Douglas A. McIntyre is the co-founder, chief executive officer and editor in chief of 24/7 Wall St. and 24/7 Tempo. He has held these jobs since 2006.

McIntyre has written thousands of articles for 24/7 Wall St. He is an expert on corporate finance, the automotive industry, media companies and international finance. He has edited articles on national demographics, sports, personal income and travel.

His work has been quoted or mentioned in The New York Times, The Wall Street Journal, Los Angeles Times, The Washington Post, NBC News, Time, The New Yorker, HuffPost USA Today, Business Insider, Yahoo, AOL, MarketWatch, The Atlantic, Bloomberg, New York Post, Chicago Tribune, Forbes, The Guardian and many other major publications. McIntyre has been a guest on CNBC, the BBC and television and radio stations across the country.

A magna cum laude graduate of Harvard College, McIntyre also was president of The Harvard Advocate. Founded in 1866, the Advocate is the oldest college publication in the United States.

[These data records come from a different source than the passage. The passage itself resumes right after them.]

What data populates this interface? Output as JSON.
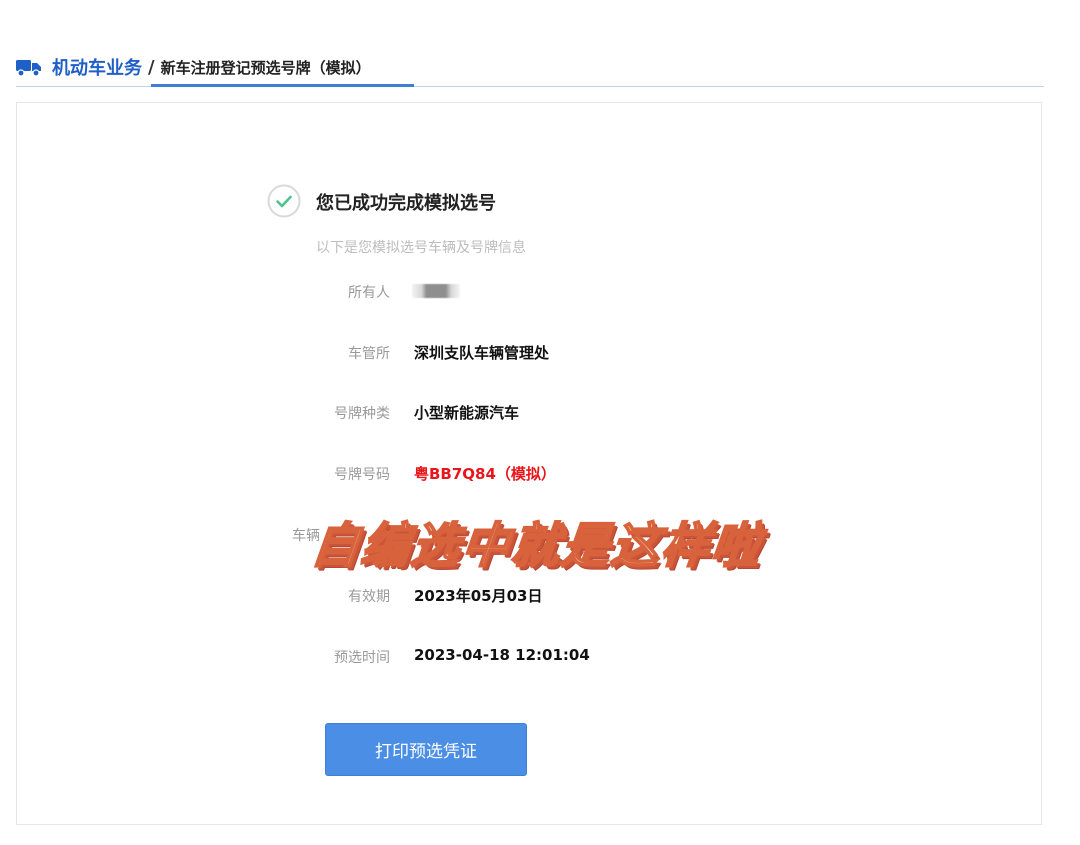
{
  "breadcrumb": {
    "root": "机动车业务",
    "separator": "/",
    "current": "新车注册登记预选号牌（模拟）"
  },
  "result": {
    "title": "您已成功完成模拟选号",
    "subtitle": "以下是您模拟选号车辆及号牌信息",
    "rows": [
      {
        "label": "所有人",
        "value": ""
      },
      {
        "label": "车管所",
        "value": "深圳支队车辆管理处"
      },
      {
        "label": "号牌种类",
        "value": "小型新能源汽车"
      },
      {
        "label": "号牌号码",
        "value": "粤BB7Q84（模拟）"
      },
      {
        "label": "车辆",
        "value": ""
      },
      {
        "label": "有效期",
        "value": "2023年05月03日"
      },
      {
        "label": "预选时间",
        "value": "2023-04-18 12:01:04"
      }
    ]
  },
  "actions": {
    "print_label": "打印预选凭证"
  },
  "overlay": {
    "caption": "自编选中就是这样啦"
  },
  "colors": {
    "accent": "#4b8ee6",
    "link": "#1f5fc8",
    "plate_red": "#e8161b",
    "success_green": "#4cc38a"
  },
  "icons": {
    "breadcrumb": "truck-icon",
    "success": "check-circle-icon"
  }
}
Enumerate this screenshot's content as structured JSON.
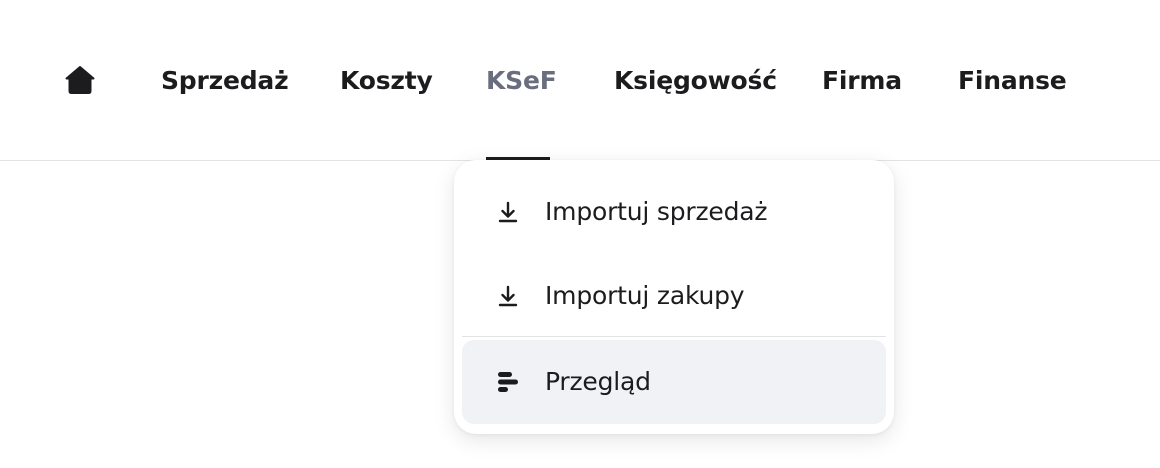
{
  "nav": {
    "home_icon": "home-icon",
    "items": [
      {
        "label": "Sprzedaż",
        "active": false
      },
      {
        "label": "Koszty",
        "active": false
      },
      {
        "label": "KSeF",
        "active": true
      },
      {
        "label": "Księgowość",
        "active": false
      },
      {
        "label": "Firma",
        "active": false
      },
      {
        "label": "Finanse",
        "active": false
      }
    ]
  },
  "dropdown": {
    "items": [
      {
        "label": "Importuj sprzedaż",
        "icon": "download-icon",
        "highlighted": false
      },
      {
        "label": "Importuj zakupy",
        "icon": "download-icon",
        "highlighted": false
      },
      {
        "label": "Przegląd",
        "icon": "overview-bars-icon",
        "highlighted": true
      }
    ]
  },
  "colors": {
    "text": "#1c1c1f",
    "active_text": "#6a6d7e",
    "highlight_bg": "#f1f2f6",
    "divider": "#e3e3e6"
  }
}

TheStreet.com, Comps.com and Edgar Online are some of the public companies for which McIntyre served on the board of directors. He was a Vicinity Corporation board member when the company was sold to Microsoft in 2002. He served on the audit committees of some of these companies.

McIntyre has been the CEO of FutureSource, a provider of trading terminals and news to commodities and futures traders. He was president of Switchboard, the online phone directory company. He served as chairman and CEO of On2 Technologies, the video compression company that provided video compression software for Adobe’s Flash. Google bought On2 in 2009.